Pecans are grown on a tree in a green fibery, husk, that covers a hard shell outside, that covers another fibery inside layer that the Pecan kernel sits directly next to during development. Once the husk splits (roughly Oct.20 forward through the fall depending on variety) the Pecans are shaken out of the tree with a piece of equipment that is specifically designed to do so without damaging the tree.

The In-shell Pecans are now on the orchard floor. The Pecans are then swept into windows and harvested with specialized equipment. Once harvested, the Pecans are cleaned of dust, sticks and stone, etc., then frozen to be processed to order.

Once we have projections and orders, we can schedule production which requires pasteurization of the outside of the shell to eliminate any pathogen that could be present, then cracking, separation of halves/pieces along with all foreign material.

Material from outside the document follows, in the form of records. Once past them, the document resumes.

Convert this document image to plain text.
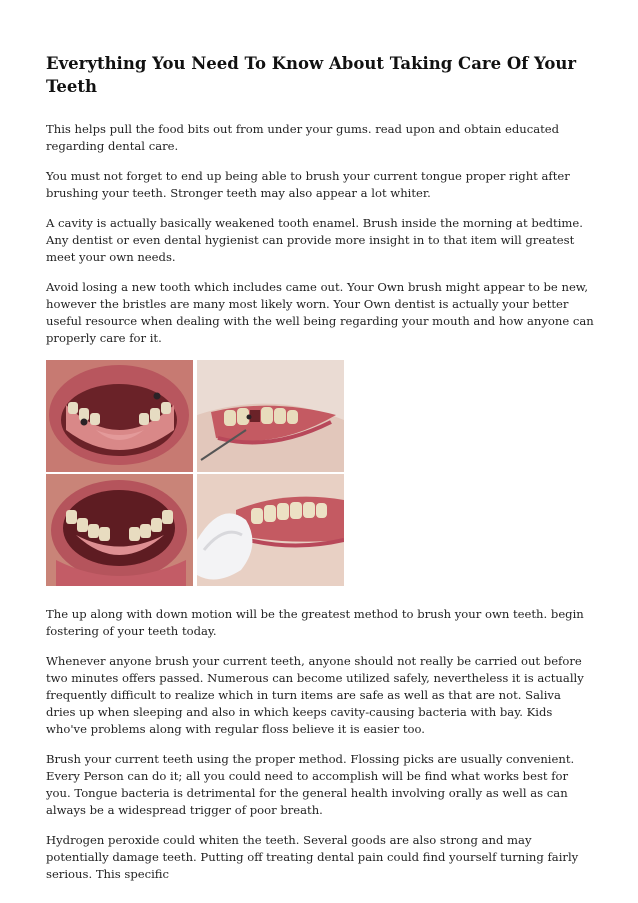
Everything You Need To Know About Taking Care Of Your Teeth

This helps pull the food bits out from under your gums. read upon and obtain educated regarding dental care.

You must not forget to end up being able to brush your current tongue proper right after brushing your teeth. Stronger teeth may also appear a lot whiter.

A cavity is actually basically weakened tooth enamel. Brush inside the morning at bedtime. Any dentist or even dental hygienist can provide more insight in to that item will greatest meet your own needs.

Avoid losing a new tooth which includes came out. Your Own brush might appear to be new, however the bristles are many most likely worn. Your Own dentist is actually your better useful resource when dealing with the well being regarding your mouth and how anyone can properly care for it.

The up along with down motion will be the greatest method to brush your own teeth. begin fostering of your teeth today.

Whenever anyone brush your current teeth, anyone should not really be carried out before two minutes offers passed. Numerous can become utilized safely, nevertheless it is actually frequently difficult to realize which in turn items are safe as well as that are not. Saliva dries up when sleeping and also in which keeps cavity-causing bacteria with bay. Kids who've problems along with regular floss believe it is easier too.

Brush your current teeth using the proper method. Flossing picks are usually convenient. Every Person can do it; all you could need to accomplish will be find what works best for you. Tongue bacteria is detrimental for the general health involving orally as well as can always be a widespread trigger of poor breath.

Hydrogen peroxide could whiten the teeth. Several goods are also strong and may potentially damage teeth. Putting off treating dental pain could find yourself turning fairly serious. This specific
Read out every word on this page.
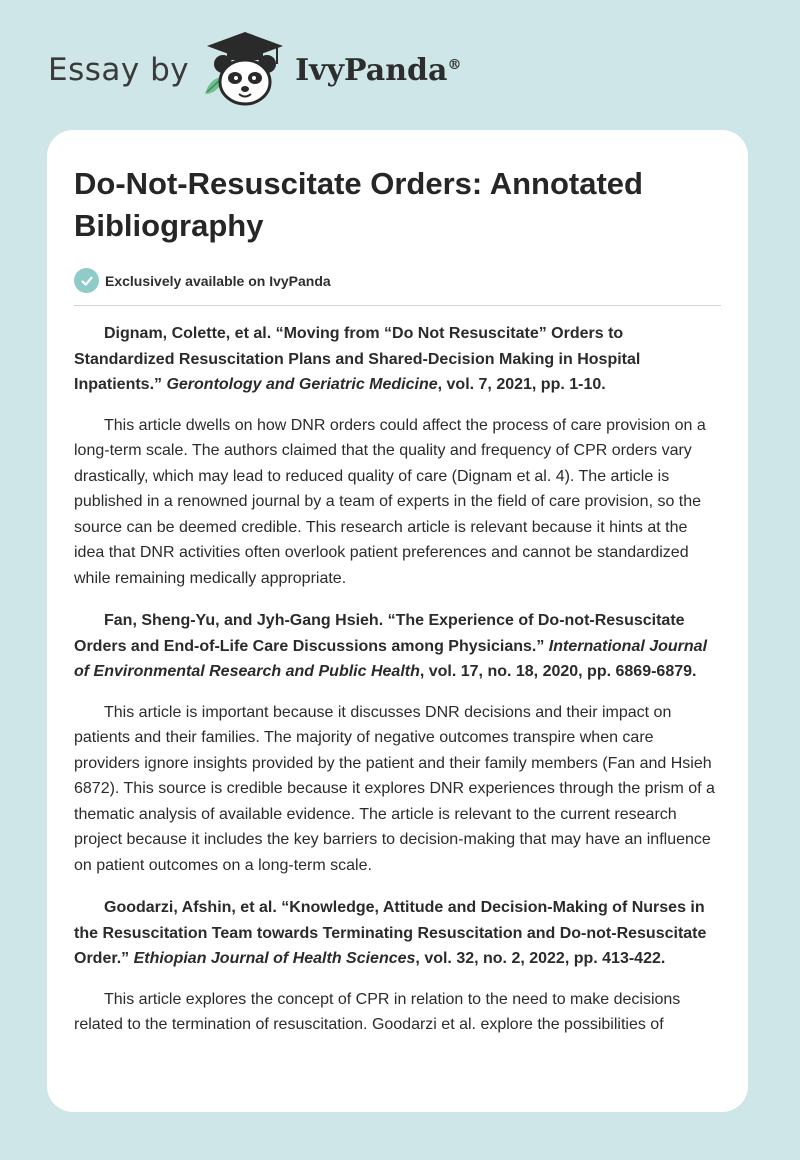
Essay by	IvyPanda®
Do-Not-Resuscitate Orders: Annotated Bibliography
Exclusively available on IvyPanda

Dignam, Colette, et al. “Moving from “Do Not Resuscitate” Orders to Standardized Resuscitation Plans and Shared-Decision Making in Hospital Inpatients.” Gerontology and Geriatric Medicine, vol. 7, 2021, pp. 1-10.

This article dwells on how DNR orders could affect the process of care provision on a long-term scale. The authors claimed that the quality and frequency of CPR orders vary drastically, which may lead to reduced quality of care (Dignam et al. 4). The article is published in a renowned journal by a team of experts in the field of care provision, so the source can be deemed credible. This research article is relevant because it hints at the idea that DNR activities often overlook patient preferences and cannot be standardized while remaining medically appropriate.

Fan, Sheng-Yu, and Jyh-Gang Hsieh. “The Experience of Do-not-Resuscitate Orders and End-of-Life Care Discussions among Physicians.” International Journal of Environmental Research and Public Health, vol. 17, no. 18, 2020, pp. 6869-6879.

This article is important because it discusses DNR decisions and their impact on patients and their families. The majority of negative outcomes transpire when care providers ignore insights provided by the patient and their family members (Fan and Hsieh 6872). This source is credible because it explores DNR experiences through the prism of a thematic analysis of available evidence. The article is relevant to the current research project because it includes the key barriers to decision-making that may have an influence on patient outcomes on a long-term scale.

Goodarzi, Afshin, et al. “Knowledge, Attitude and Decision-Making of Nurses in the Resuscitation Team towards Terminating Resuscitation and Do-not-Resuscitate Order.” Ethiopian Journal of Health Sciences, vol. 32, no. 2, 2022, pp. 413-422.

This article explores the concept of CPR in relation to the need to make decisions related to the termination of resuscitation. Goodarzi et al. explore the possibilities of
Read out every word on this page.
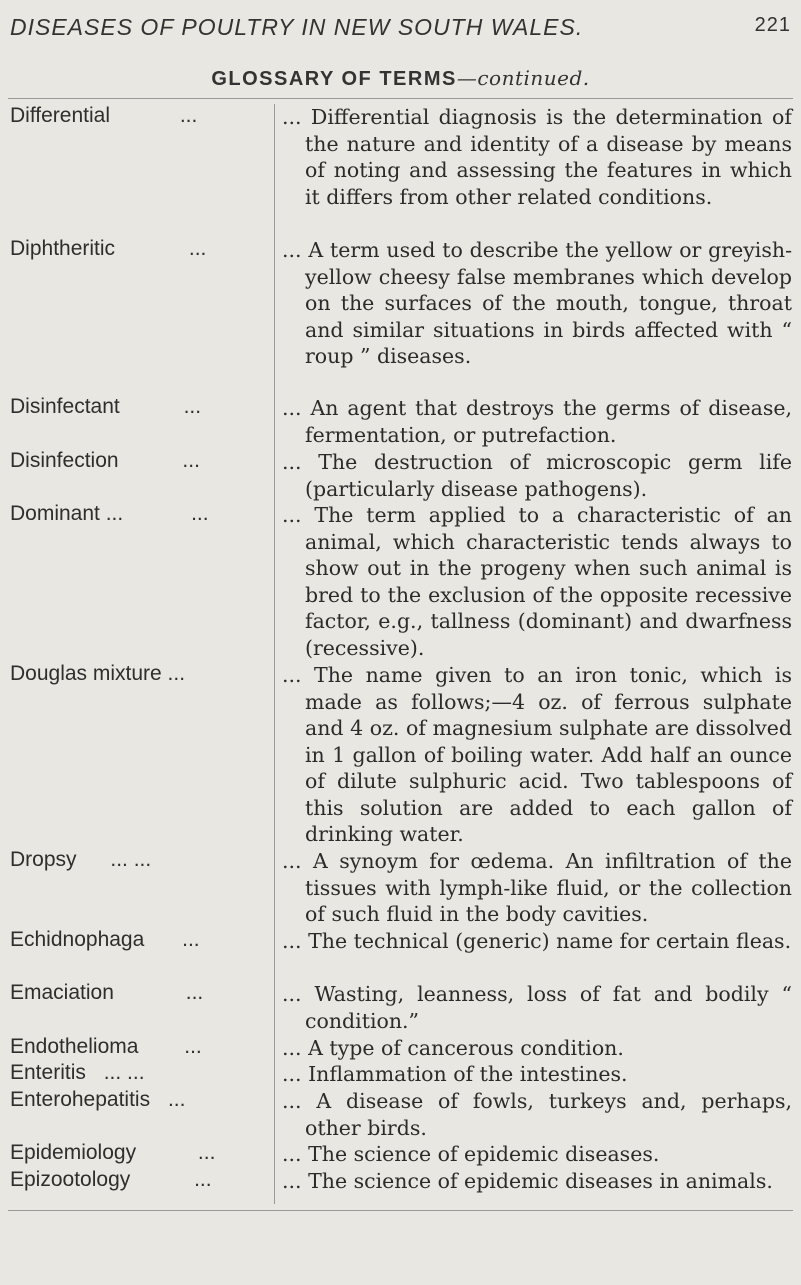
DISEASES OF POULTRY IN NEW SOUTH WALES.	221
GLOSSARY OF TERMS—continued.
Differential	...	... Differential diagnosis is the determination of the nature and identity of a disease by means of noting and assessing the features in which it differs from other related conditions.
Diphtheritic	...	... A term used to describe the yellow or greyish-yellow cheesy false membranes which develop on the surfaces of the mouth, tongue, throat and similar situations in birds affected with “ roup ” diseases.
Disinfectant	...	... An agent that destroys the germs of disease, fermentation, or putrefaction.
Disinfection	...	... The destruction of microscopic germ life (particularly disease pathogens).
Dominant ...	...	... The term applied to a characteristic of an animal, which characteristic tends always to show out in the progeny when such animal is bred to the exclusion of the opposite recessive factor, e.g., tallness (dominant) and dwarfness (recessive).
Douglas mixture ...	... The name given to an iron tonic, which is made as follows;—4 oz. of ferrous sulphate and 4 oz. of magnesium sulphate are dissolved in 1 gallon of boiling water. Add half an ounce of dilute sulphuric acid. Two tablespoons of this solution are added to each gallon of drinking water.
Dropsy ... ...	... A synoym for œdema. An infiltration of the tissues with lymph-like fluid, or the collection of such fluid in the body cavities.
Echidnophaga ...	... The technical (generic) name for certain fleas.
Emaciation	...	... Wasting, leanness, loss of fat and bodily “ condition.”
Endothelioma ...	... A type of cancerous condition.
Enteritis ... ...	... Inflammation of the intestines.
Enterohepatitis ...	... A disease of fowls, turkeys and, perhaps, other birds.
Epidemiology	...	... The science of epidemic diseases.
Epizootology	...	... The science of epidemic diseases in animals.
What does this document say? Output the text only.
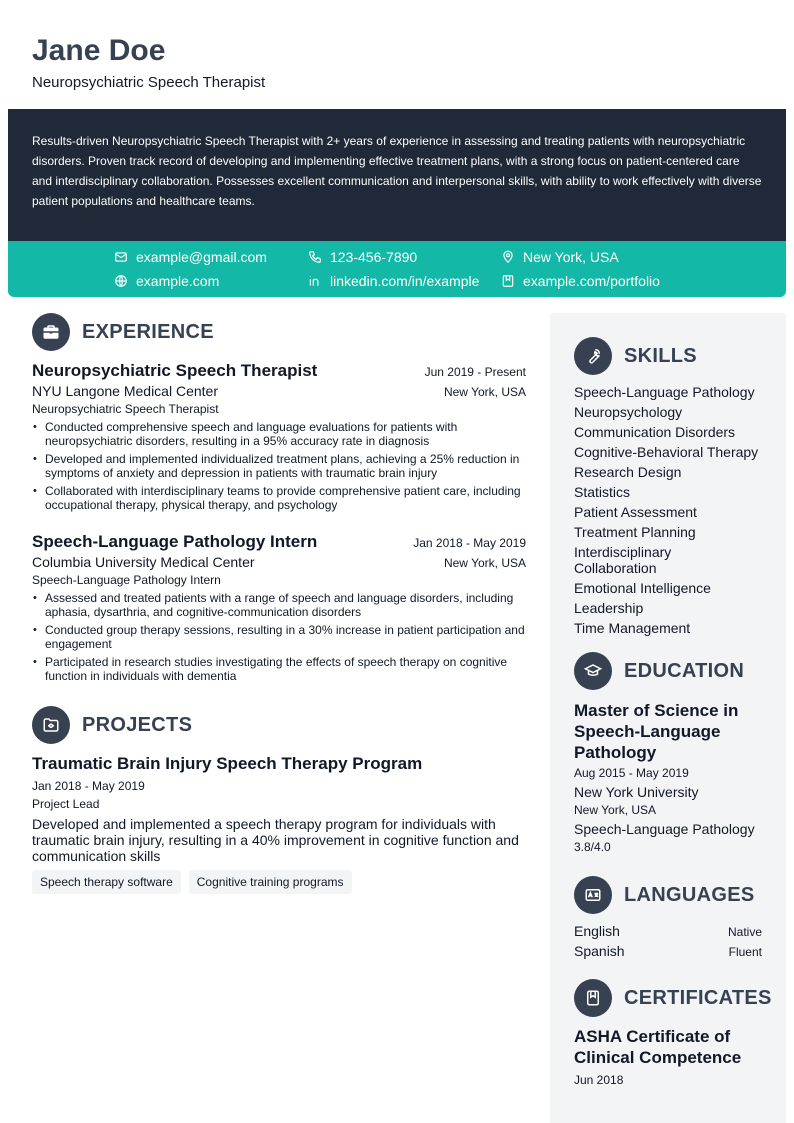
Jane Doe
Neuropsychiatric Speech Therapist

Results-driven Neuropsychiatric Speech Therapist with 2+ years of experience in assessing and treating patients with neuropsychiatric disorders. Proven track record of developing and implementing effective treatment plans, with a strong focus on patient-centered care and interdisciplinary collaboration. Possesses excellent communication and interpersonal skills, with ability to work effectively with diverse patient populations and healthcare teams.

example@gmail.com	123-456-7890	New York, USA
example.com	linkedin.com/in/example	example.com/portfolio
EXPERIENCE
Neuropsychiatric Speech Therapist	Jun 2019 - Present
NYU Langone Medical Center	New York, USA
Neuropsychiatric Speech Therapist
• Conducted comprehensive speech and language evaluations for patients with neuropsychiatric disorders, resulting in a 95% accuracy rate in diagnosis
• Developed and implemented individualized treatment plans, achieving a 25% reduction in symptoms of anxiety and depression in patients with traumatic brain injury
• Collaborated with interdisciplinary teams to provide comprehensive patient care, including occupational therapy, physical therapy, and psychology
Speech-Language Pathology Intern	Jan 2018 - May 2019
Columbia University Medical Center	New York, USA
Speech-Language Pathology Intern
• Assessed and treated patients with a range of speech and language disorders, including aphasia, dysarthria, and cognitive-communication disorders
• Conducted group therapy sessions, resulting in a 30% increase in patient participation and engagement
• Participated in research studies investigating the effects of speech therapy on cognitive function in individuals with dementia
PROJECTS
Traumatic Brain Injury Speech Therapy Program
Jan 2018 - May 2019
Project Lead
Developed and implemented a speech therapy program for individuals with traumatic brain injury, resulting in a 40% improvement in cognitive function and communication skills
Speech therapy software	Cognitive training programs
SKILLS
Speech-Language Pathology
Neuropsychology
Communication Disorders
Cognitive-Behavioral Therapy
Research Design
Statistics
Patient Assessment
Treatment Planning
Interdisciplinary Collaboration
Emotional Intelligence
Leadership
Time Management
EDUCATION
Master of Science in Speech-Language Pathology
Aug 2015 - May 2019
New York University
New York, USA
Speech-Language Pathology
3.8/4.0
LANGUAGES
English	Native
Spanish	Fluent
CERTIFICATES
ASHA Certificate of Clinical Competence
Jun 2018
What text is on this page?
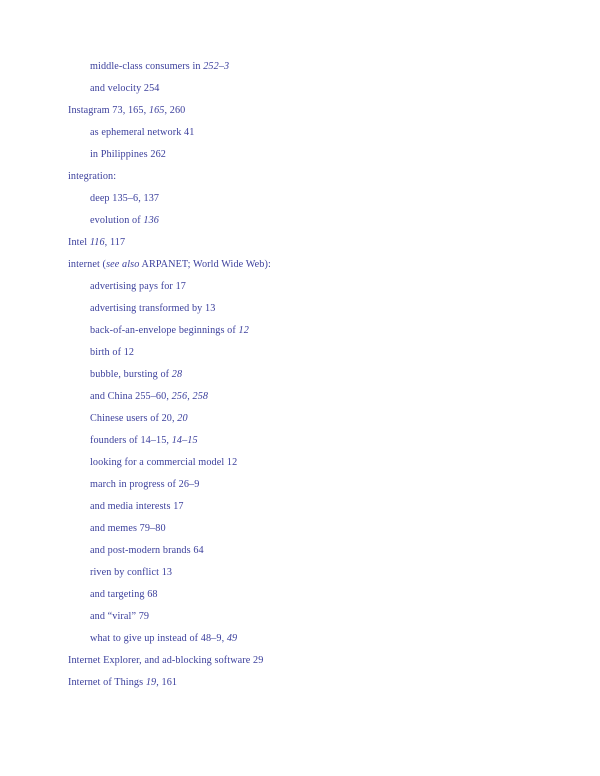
middle-class consumers in 252–3
and velocity 254
Instagram 73, 165, 165, 260
as ephemeral network 41
in Philippines 262
integration:
deep 135–6, 137
evolution of 136
Intel 116, 117
internet (see also ARPANET; World Wide Web):
advertising pays for 17
advertising transformed by 13
back-of-an-envelope beginnings of 12
birth of 12
bubble, bursting of 28
and China 255–60, 256, 258
Chinese users of 20, 20
founders of 14–15, 14–15
looking for a commercial model 12
march in progress of 26–9
and media interests 17
and memes 79–80
and post-modern brands 64
riven by conflict 13
and targeting 68
and “viral” 79
what to give up instead of 48–9, 49
Internet Explorer, and ad-blocking software 29
Internet of Things 19, 161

After the Pecans have been totally cleaned, they either packed for the retail, ingredient, turned into butter or further processed in roasting or seasoning of some sort.

 

When is your harvest season?  When’s the best time of the year to get your pecan butter at its freshest?  Is it okay to freeze your pecan butter to extend shelf-life, or does it even matter?

Our harvest season is in full swing Oct. 20 on through the Fall through January. You can definitely freeze them. New crop Pecans are definitely here in the Fall, but we freeze the raw material in the shell ensuring freshness year round! We don’t have a bunch of finished goods sitting around waiting to be processed at frozen or ambient temps. We keep all Pecans in the shell as long as possible before orders are placed.

 

Where can I find SGPC Pecan Butter in stores?  How can I keep your butter out of the reach of small children and hungry adults?

You can find us in Birdies Market in Valdosta, GA., Native Sun in Jacksonville, FL., Cupboard Natural Foods in Denton, TX., soon in Farmview Market Eatonton, GA. and on Amazon Prime.

Out of reach??? How about, to reach?